Throughout the book his face is, apart from one panel of anger, entirely devoid of expression. Still waters and all that; but I think it also helps the reader to identify with a character if their face is an immobile blank canvas. I needed readers to empathise with him to some extent.
FPI: Was there also a slight element of homage in his appearance? I’m thinking particularly here of Agatha Christie’s great detective Poirot who is often mistaken for a Frenchmen and has to point out that no, he is actually Belgian, while Britten is told several times he ‘looks French’ but is actually from Ecuador.
HB: In all honesty, none whatsoever! The reason that people keep mistaking Britten’s nationality, aside from adding to a sense of isolation, was that during the early stages of working on the story my housemate at the time peered at my open sketchbook and said “is he supposed to be French?”
FPI: Haha, there you go, classic case of a book being interpreted differently depending on which other books and movies the reader has explored; we all see something slightly different in a book – which makes it all the more interesting, of course!
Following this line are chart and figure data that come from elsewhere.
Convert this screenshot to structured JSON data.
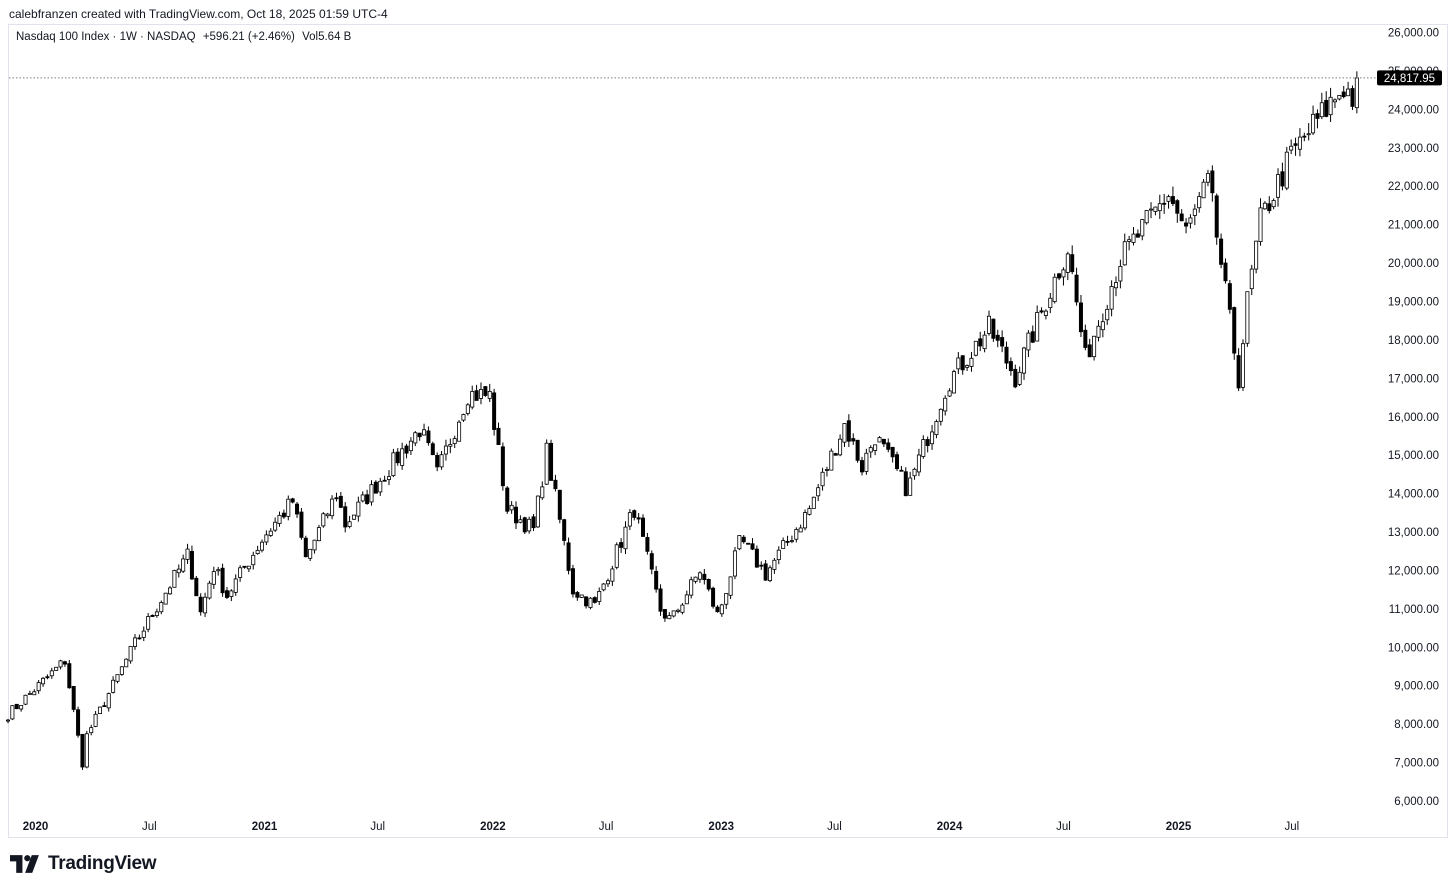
{
  "attribution": "calebfranzen created with TradingView.com, Oct 18, 2025 01:59 UTC-4",
  "legend": {
    "symbol": "Nasdaq 100 Index · 1W · NASDAQ",
    "change": "+596.21 (+2.46%)",
    "volume": "Vol5.64 B"
  },
  "brand": "TradingView",
  "colors": {
    "up": "#ffffff",
    "down": "#000000",
    "wick": "#000000",
    "price_tag": "#000000",
    "price_line": "#787b86"
  },
  "chart_data": {
    "type": "candlestick",
    "title": "Nasdaq 100 Index · 1W · NASDAQ",
    "interval": "1W",
    "last_price": 24817.95,
    "last_price_label": "24,817.95",
    "y_axis": {
      "range": [
        5700,
        26300
      ],
      "ticks": [
        6000,
        7000,
        8000,
        9000,
        10000,
        11000,
        12000,
        13000,
        14000,
        15000,
        16000,
        17000,
        18000,
        19000,
        20000,
        21000,
        22000,
        23000,
        24000,
        25000,
        26000
      ],
      "tick_labels": [
        "6,000.00",
        "7,000.00",
        "8,000.00",
        "9,000.00",
        "10,000.00",
        "11,000.00",
        "12,000.00",
        "13,000.00",
        "14,000.00",
        "15,000.00",
        "16,000.00",
        "17,000.00",
        "18,000.00",
        "19,000.00",
        "20,000.00",
        "21,000.00",
        "22,000.00",
        "23,000.00",
        "24,000.00",
        "25,000.00",
        "26,000.00"
      ]
    },
    "x_axis": {
      "range": [
        "2019-11-18",
        "2025-11-03"
      ],
      "ticks": [
        {
          "date": "2020-01-01",
          "label": "2020",
          "bold": true
        },
        {
          "date": "2020-07-01",
          "label": "Jul",
          "bold": false
        },
        {
          "date": "2021-01-01",
          "label": "2021",
          "bold": true
        },
        {
          "date": "2021-07-01",
          "label": "Jul",
          "bold": false
        },
        {
          "date": "2022-01-01",
          "label": "2022",
          "bold": true
        },
        {
          "date": "2022-07-01",
          "label": "Jul",
          "bold": false
        },
        {
          "date": "2023-01-01",
          "label": "2023",
          "bold": true
        },
        {
          "date": "2023-07-01",
          "label": "Jul",
          "bold": false
        },
        {
          "date": "2024-01-01",
          "label": "2024",
          "bold": true
        },
        {
          "date": "2024-07-01",
          "label": "Jul",
          "bold": false
        },
        {
          "date": "2025-01-01",
          "label": "2025",
          "bold": true
        },
        {
          "date": "2025-07-01",
          "label": "Jul",
          "bold": false
        }
      ]
    },
    "weekly_close_keypoints": [
      [
        "2019-11-18",
        8250
      ],
      [
        "2020-02-17",
        9650
      ],
      [
        "2020-03-16",
        6994
      ],
      [
        "2020-03-23",
        7700
      ],
      [
        "2020-06-08",
        10100
      ],
      [
        "2020-09-01",
        12420
      ],
      [
        "2020-09-21",
        10900
      ],
      [
        "2020-10-12",
        12100
      ],
      [
        "2020-11-02",
        11350
      ],
      [
        "2021-01-01",
        12900
      ],
      [
        "2021-02-15",
        13800
      ],
      [
        "2021-03-08",
        12300
      ],
      [
        "2021-04-26",
        14000
      ],
      [
        "2021-05-10",
        13200
      ],
      [
        "2021-09-07",
        15700
      ],
      [
        "2021-10-04",
        14500
      ],
      [
        "2021-11-22",
        16600
      ],
      [
        "2021-12-27",
        16550
      ],
      [
        "2022-01-24",
        13600
      ],
      [
        "2022-03-07",
        13050
      ],
      [
        "2022-03-28",
        15100
      ],
      [
        "2022-05-09",
        11500
      ],
      [
        "2022-06-13",
        11090
      ],
      [
        "2022-08-15",
        13600
      ],
      [
        "2022-09-26",
        10970
      ],
      [
        "2022-10-13",
        10690
      ],
      [
        "2022-11-28",
        12000
      ],
      [
        "2022-12-27",
        10800
      ],
      [
        "2023-02-01",
        12800
      ],
      [
        "2023-03-13",
        11900
      ],
      [
        "2023-05-22",
        13600
      ],
      [
        "2023-07-17",
        15800
      ],
      [
        "2023-08-14",
        14700
      ],
      [
        "2023-09-04",
        15500
      ],
      [
        "2023-10-26",
        14100
      ],
      [
        "2023-12-29",
        16900
      ],
      [
        "2024-03-04",
        18300
      ],
      [
        "2024-04-15",
        17040
      ],
      [
        "2024-07-08",
        20400
      ],
      [
        "2024-08-05",
        17500
      ],
      [
        "2024-09-30",
        20100
      ],
      [
        "2024-12-16",
        21800
      ],
      [
        "2025-01-13",
        20800
      ],
      [
        "2025-02-18",
        22100
      ],
      [
        "2025-04-07",
        17000
      ],
      [
        "2025-04-21",
        19000
      ],
      [
        "2025-05-12",
        21100
      ],
      [
        "2025-06-30",
        22800
      ],
      [
        "2025-08-01",
        23500
      ],
      [
        "2025-09-22",
        24600
      ],
      [
        "2025-10-10",
        24220
      ],
      [
        "2025-10-17",
        24817.95
      ]
    ]
  }
}
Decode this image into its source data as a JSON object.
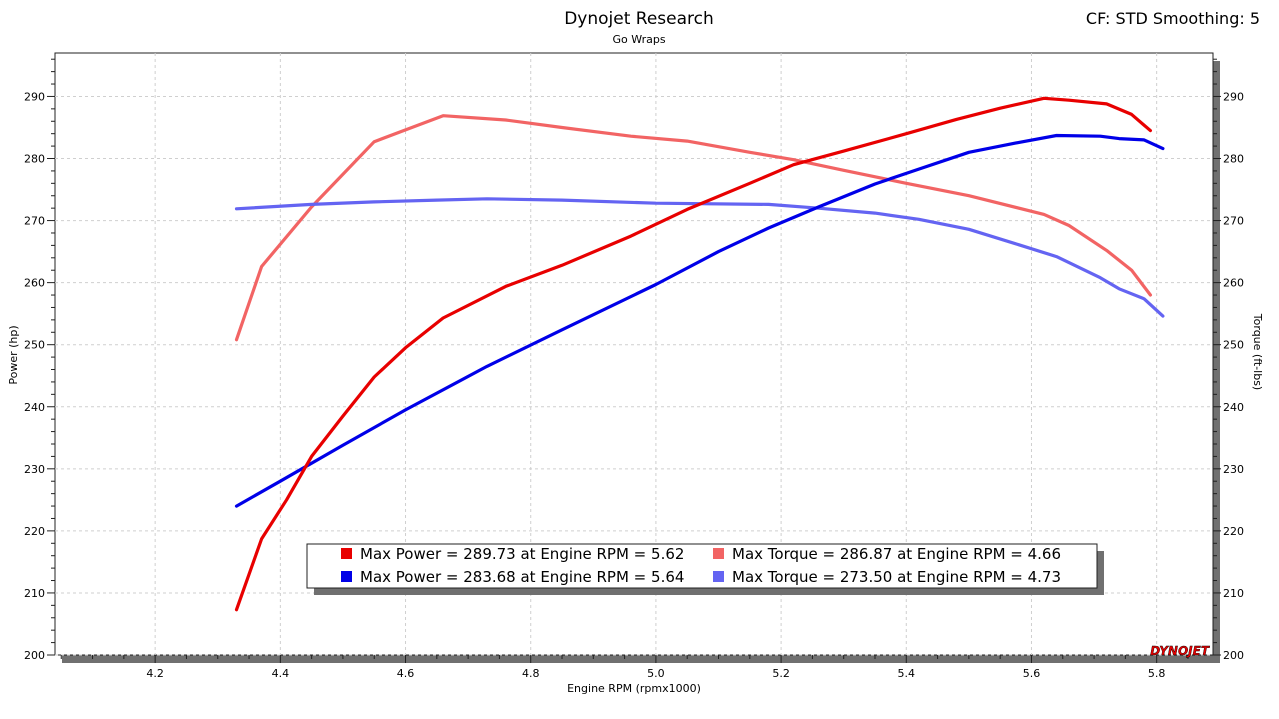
{
  "header": {
    "title": "Dynojet Research",
    "subtitle": "Go Wraps",
    "cf_text": "CF: STD Smoothing: 5"
  },
  "logo": "DYNOJET",
  "chart_data": {
    "type": "line",
    "xlabel": "Engine RPM (rpmx1000)",
    "ylabel_left": "Power (hp)",
    "ylabel_right": "Torque (ft-lbs)",
    "xlim": [
      4.04,
      5.89
    ],
    "ylim": [
      200,
      297
    ],
    "x_ticks": [
      4.2,
      4.4,
      4.6,
      4.8,
      5.0,
      5.2,
      5.4,
      5.6,
      5.8
    ],
    "y_ticks": [
      200,
      210,
      220,
      230,
      240,
      250,
      260,
      270,
      280,
      290
    ],
    "grid": true,
    "legend_position": "bottom-center",
    "series": [
      {
        "name": "Max Power = 289.73 at Engine RPM = 5.62",
        "color": "#e80000",
        "x": [
          4.33,
          4.37,
          4.41,
          4.45,
          4.5,
          4.55,
          4.6,
          4.66,
          4.76,
          4.85,
          4.96,
          5.05,
          5.15,
          5.22,
          5.3,
          5.4,
          5.48,
          5.55,
          5.62,
          5.66,
          5.72,
          5.76,
          5.79
        ],
        "values": [
          207.3,
          218.7,
          225.0,
          232.0,
          238.5,
          244.8,
          249.5,
          254.3,
          259.4,
          262.8,
          267.5,
          271.8,
          276.0,
          279.0,
          281.2,
          284.0,
          286.3,
          288.1,
          289.7,
          289.4,
          288.8,
          287.1,
          284.5
        ]
      },
      {
        "name": "Max Power = 283.68 at Engine RPM = 5.64",
        "color": "#0000e8",
        "x": [
          4.33,
          4.4,
          4.5,
          4.6,
          4.73,
          4.85,
          5.0,
          5.1,
          5.18,
          5.26,
          5.35,
          5.42,
          5.5,
          5.58,
          5.64,
          5.71,
          5.74,
          5.78,
          5.81
        ],
        "values": [
          224.0,
          228.0,
          233.8,
          239.5,
          246.5,
          252.4,
          259.7,
          265.0,
          268.8,
          272.2,
          275.9,
          278.3,
          281.0,
          282.6,
          283.7,
          283.6,
          283.2,
          283.0,
          281.6
        ]
      },
      {
        "name": "Max Torque = 286.87 at Engine RPM = 4.66",
        "color": "#f26464",
        "x": [
          4.33,
          4.37,
          4.45,
          4.55,
          4.66,
          4.76,
          4.85,
          4.96,
          5.05,
          5.15,
          5.22,
          5.3,
          5.4,
          5.5,
          5.62,
          5.66,
          5.72,
          5.76,
          5.79
        ],
        "values": [
          250.8,
          262.6,
          272.2,
          282.7,
          286.9,
          286.2,
          285.0,
          283.6,
          282.8,
          281.0,
          279.8,
          278.1,
          276.0,
          274.0,
          271.0,
          269.2,
          265.2,
          262.0,
          258.0
        ]
      },
      {
        "name": "Max Torque = 273.50 at Engine RPM = 4.73",
        "color": "#6464f2",
        "x": [
          4.33,
          4.45,
          4.55,
          4.65,
          4.73,
          4.85,
          5.0,
          5.18,
          5.26,
          5.35,
          5.42,
          5.5,
          5.58,
          5.64,
          5.71,
          5.74,
          5.78,
          5.81
        ],
        "values": [
          271.9,
          272.6,
          273.0,
          273.3,
          273.5,
          273.3,
          272.8,
          272.6,
          272.0,
          271.2,
          270.2,
          268.6,
          266.1,
          264.2,
          260.8,
          259.0,
          257.4,
          254.6
        ]
      }
    ]
  }
}
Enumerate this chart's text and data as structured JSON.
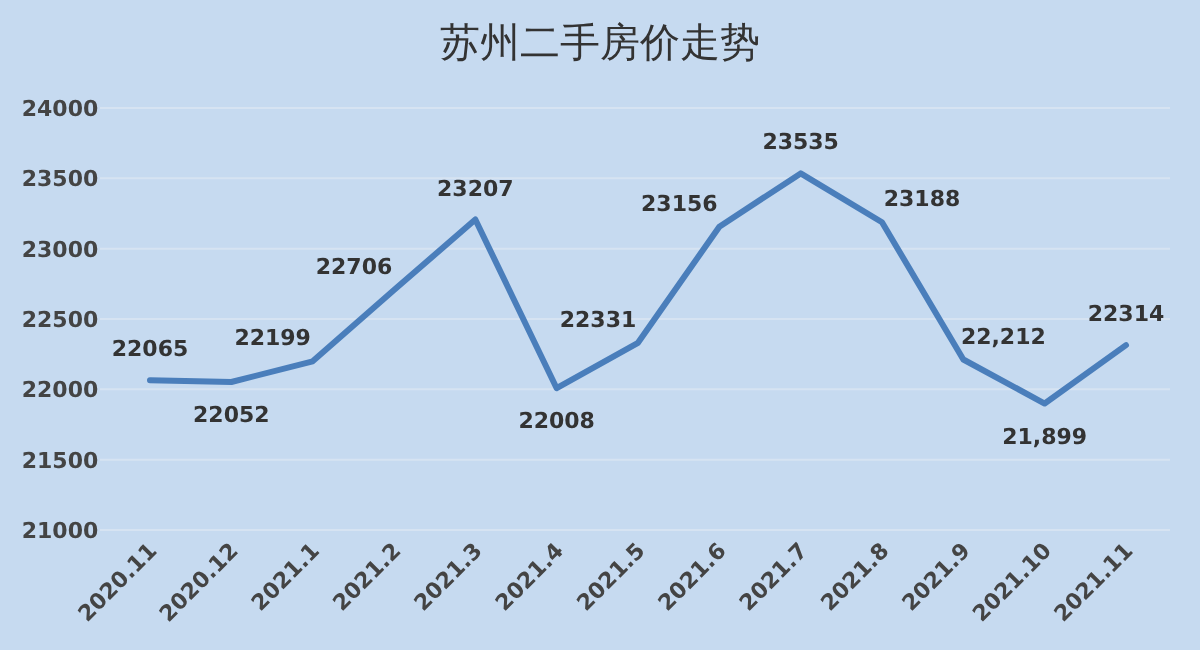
{
  "chart_data": {
    "type": "line",
    "title": "苏州二手房价走势",
    "categories": [
      "2020.11",
      "2020.12",
      "2021.1",
      "2021.2",
      "2021.3",
      "2021.4",
      "2021.5",
      "2021.6",
      "2021.7",
      "2021.8",
      "2021.9",
      "2021.10",
      "2021.11"
    ],
    "series": [
      {
        "color": "#4a7ebb",
        "values": [
          22065,
          22052,
          22199,
          22706,
          23207,
          22008,
          22331,
          23156,
          23535,
          23188,
          22212,
          21899,
          22314
        ],
        "value_labels": [
          "22065",
          "22052",
          "22199",
          "22706",
          "23207",
          "22008",
          "22331",
          "23156",
          "23535",
          "23188",
          "22,212",
          "21,899",
          "22314"
        ]
      }
    ],
    "ylim": [
      21000,
      24000
    ],
    "yticks": [
      21000,
      21500,
      22000,
      22500,
      23000,
      23500,
      24000
    ],
    "grid": "y",
    "marker": "none",
    "line_style": "solid"
  }
}
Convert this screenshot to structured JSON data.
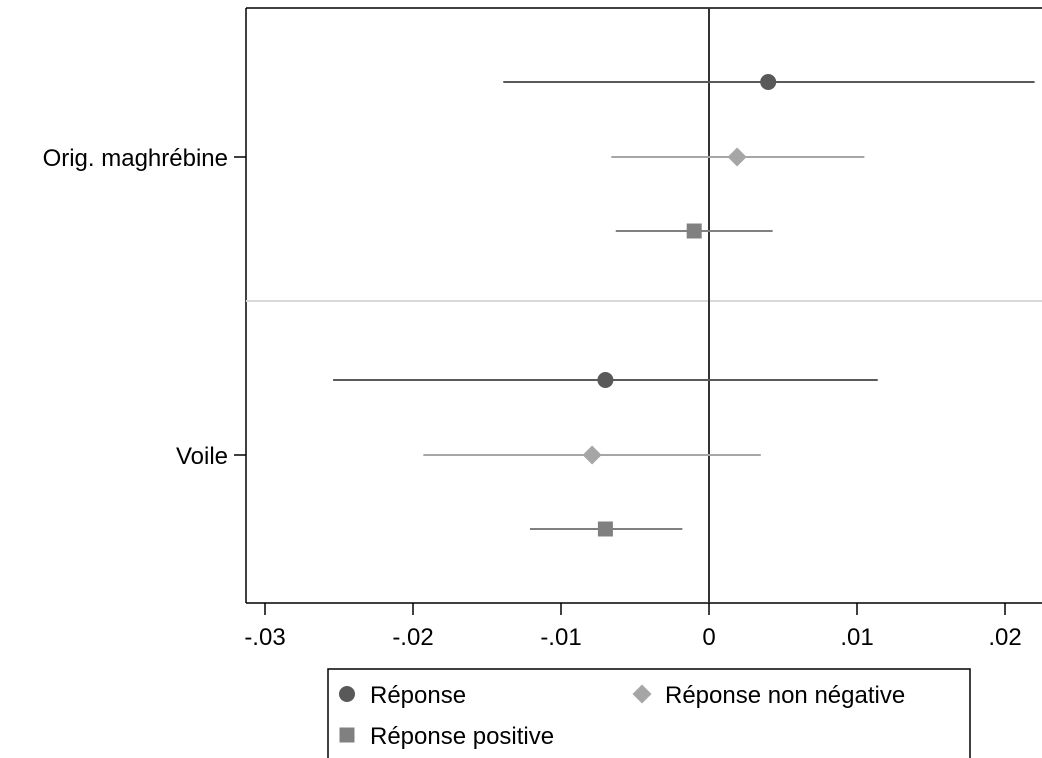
{
  "chart_data": {
    "type": "scatter",
    "title": "",
    "xlabel": "",
    "ylabel": "",
    "xlim": [
      -0.031,
      0.0225
    ],
    "zero_line": 0,
    "x_ticks": [
      {
        "value": -0.03,
        "label": "-.03"
      },
      {
        "value": -0.02,
        "label": "-.02"
      },
      {
        "value": -0.01,
        "label": "-.01"
      },
      {
        "value": 0,
        "label": "0"
      },
      {
        "value": 0.01,
        "label": ".01"
      },
      {
        "value": 0.02,
        "label": ".02"
      }
    ],
    "categories": [
      "Orig. maghrébine",
      "Voile"
    ],
    "series": [
      {
        "name": "Réponse",
        "marker": "circle",
        "color": "#595959",
        "estimates": [
          0.004,
          -0.007
        ],
        "ci_low": [
          -0.0139,
          -0.0254
        ],
        "ci_high": [
          0.022,
          0.0114
        ]
      },
      {
        "name": "Réponse non négative",
        "marker": "diamond",
        "color": "#a6a6a6",
        "estimates": [
          0.0019,
          -0.0079
        ],
        "ci_low": [
          -0.0066,
          -0.0193
        ],
        "ci_high": [
          0.0105,
          0.0035
        ]
      },
      {
        "name": "Réponse positive",
        "marker": "square",
        "color": "#808080",
        "estimates": [
          -0.001,
          -0.007
        ],
        "ci_low": [
          -0.0063,
          -0.0121
        ],
        "ci_high": [
          0.0043,
          -0.0018
        ]
      }
    ],
    "grid": false,
    "legend_position": "bottom"
  }
}
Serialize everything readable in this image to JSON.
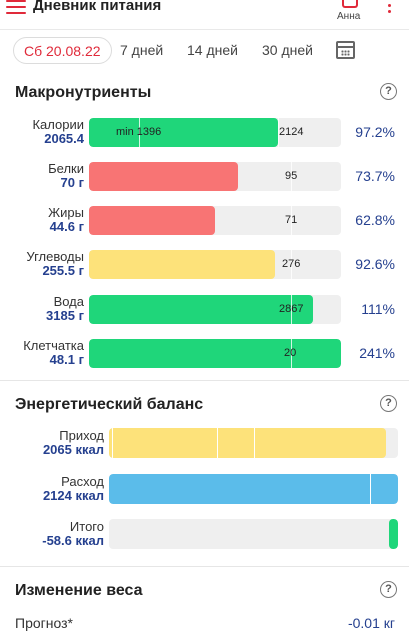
{
  "header": {
    "title": "Дневник питания",
    "user": "Анна"
  },
  "tabs": [
    {
      "label": "Сб 20.08.22",
      "active": true
    },
    {
      "label": "7 дней"
    },
    {
      "label": "14 дней"
    },
    {
      "label": "30 дней"
    }
  ],
  "macros": {
    "title": "Макронутриенты",
    "help": "?",
    "rows": [
      {
        "name": "Калории",
        "amount": "2065.4",
        "min_label": "min 1396",
        "target_label": "2124",
        "percent_label": "97.2%",
        "fill_fraction": 0.75,
        "color": "#1fd67a"
      },
      {
        "name": "Белки",
        "amount": "70 г",
        "target_label": "95",
        "percent_label": "73.7%",
        "fill_fraction": 0.59,
        "color": "#f87474"
      },
      {
        "name": "Жиры",
        "amount": "44.6 г",
        "target_label": "71",
        "percent_label": "62.8%",
        "fill_fraction": 0.5,
        "color": "#f87474"
      },
      {
        "name": "Углеводы",
        "amount": "255.5 г",
        "target_label": "276",
        "percent_label": "92.6%",
        "fill_fraction": 0.74,
        "color": "#fde27a"
      },
      {
        "name": "Вода",
        "amount": "3185 г",
        "target_label": "2867",
        "percent_label": "111%",
        "fill_fraction": 0.89,
        "color": "#1fd67a"
      },
      {
        "name": "Клетчатка",
        "amount": "48.1 г",
        "target_label": "20",
        "percent_label": "241%",
        "fill_fraction": 1.0,
        "color": "#1fd67a"
      }
    ]
  },
  "energy": {
    "title": "Энергетический баланс",
    "help": "?",
    "rows": [
      {
        "name": "Приход",
        "amount": "2065 ккал",
        "fill_fraction": 0.96,
        "color": "#fde27a"
      },
      {
        "name": "Расход",
        "amount": "2124 ккал",
        "fill_fraction": 1.0,
        "color": "#5bbcea"
      },
      {
        "name": "Итого",
        "amount": "-58.6 ккал",
        "fill_fraction": 0.03,
        "color": "#1fd67a"
      }
    ]
  },
  "weight": {
    "title": "Изменение веса",
    "help": "?",
    "forecast_label": "Прогноз*",
    "forecast_value": "-0.01 кг"
  }
}
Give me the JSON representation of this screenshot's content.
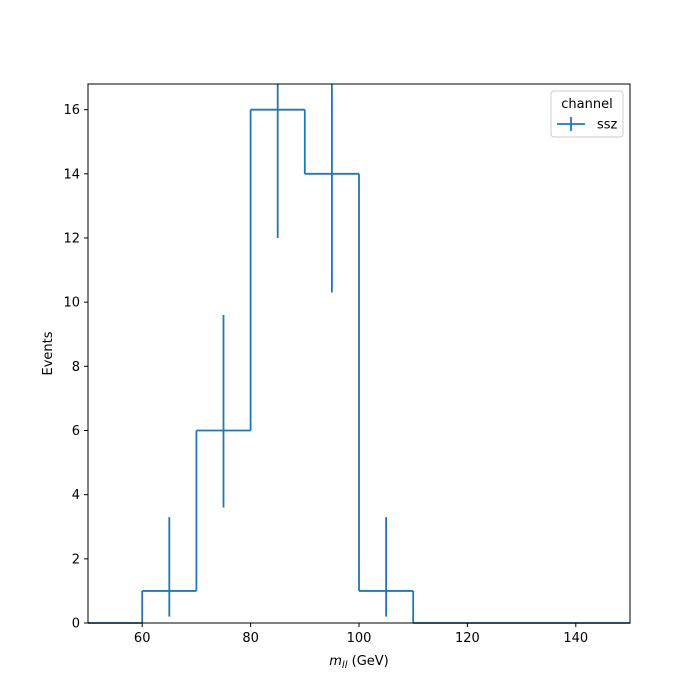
{
  "chart_data": {
    "type": "step",
    "xlabel_main": "m",
    "xlabel_sub": "ll",
    "xlabel_unit": " (GeV)",
    "ylabel": "Events",
    "xlim": [
      50,
      150
    ],
    "ylim": [
      0,
      16.8
    ],
    "xticks": [
      60,
      80,
      100,
      120,
      140
    ],
    "yticks": [
      0,
      2,
      4,
      6,
      8,
      10,
      12,
      14,
      16
    ],
    "bin_edges": [
      50,
      60,
      70,
      80,
      90,
      100,
      110,
      120,
      130,
      140,
      150
    ],
    "series": [
      {
        "name": "ssz",
        "color": "#1f77b4",
        "values": [
          0,
          1,
          6,
          16,
          14,
          1,
          0,
          0,
          0,
          0
        ],
        "errors": [
          {
            "x": 65,
            "low": 0.2,
            "high": 3.3
          },
          {
            "x": 75,
            "low": 3.6,
            "high": 9.6
          },
          {
            "x": 85,
            "low": 12.0,
            "high": 16.8
          },
          {
            "x": 95,
            "low": 10.3,
            "high": 16.8
          },
          {
            "x": 105,
            "low": 0.2,
            "high": 3.3
          }
        ]
      }
    ],
    "legend": {
      "title": "channel",
      "location": "top-right"
    },
    "grid": false
  }
}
Turning to getting published for a moment, it isn’t often we see someone getting a full length graphic novel – especially one so beautifully painted and designed – bought by a major publisher on their first outing, let alone a publisher the size of Cape which is part of one of the world’s largest book publishers. How did you find yourself with them? Did you approach them, were they one of many you approached as you worked on the book or did they hear about it and approach you?
HB: The first few pages of B & B were part of my degree show at Brighton, and we invited a lot of professional types to our private view. And with that self-important air that’s an integral part of being at art school, I was surprised to find that not one person ‘discovered’ me or anyone else in my class. After six months of sulking over that and realising that I wasn’t cut out to be a freelance illustrator, I made it my new years resolution to see if any publishers were taking submissions for graphic novels and to see if they were interested in mine. I only wrote to two: Cape and Vertigo. Vertigo weren’t taking submissions for new graphic novels, but Cape were and that was that. Secretly I’m a bit ashamed at how easy it was, I don’t feel like I’ve done my time treading the streets with my portfolio! I think I was just at the right place at the right time.
FPI: How did you find working with Cape? Although they may not put out as many graphic novels as a comics publisher like DC I’ve always thought what they do put out is always top flight material – Joe Matt, Bryan Talbot, Posey Simmonds, Simone Lia et al – all very different from one another in style and content but all sharing a level of quality and usually with a fair bit of crossover appeal which makes them attractive to both comics readers and the more traditional bookstore browser. Its encouraging to see them publishing work from new creators like yourself.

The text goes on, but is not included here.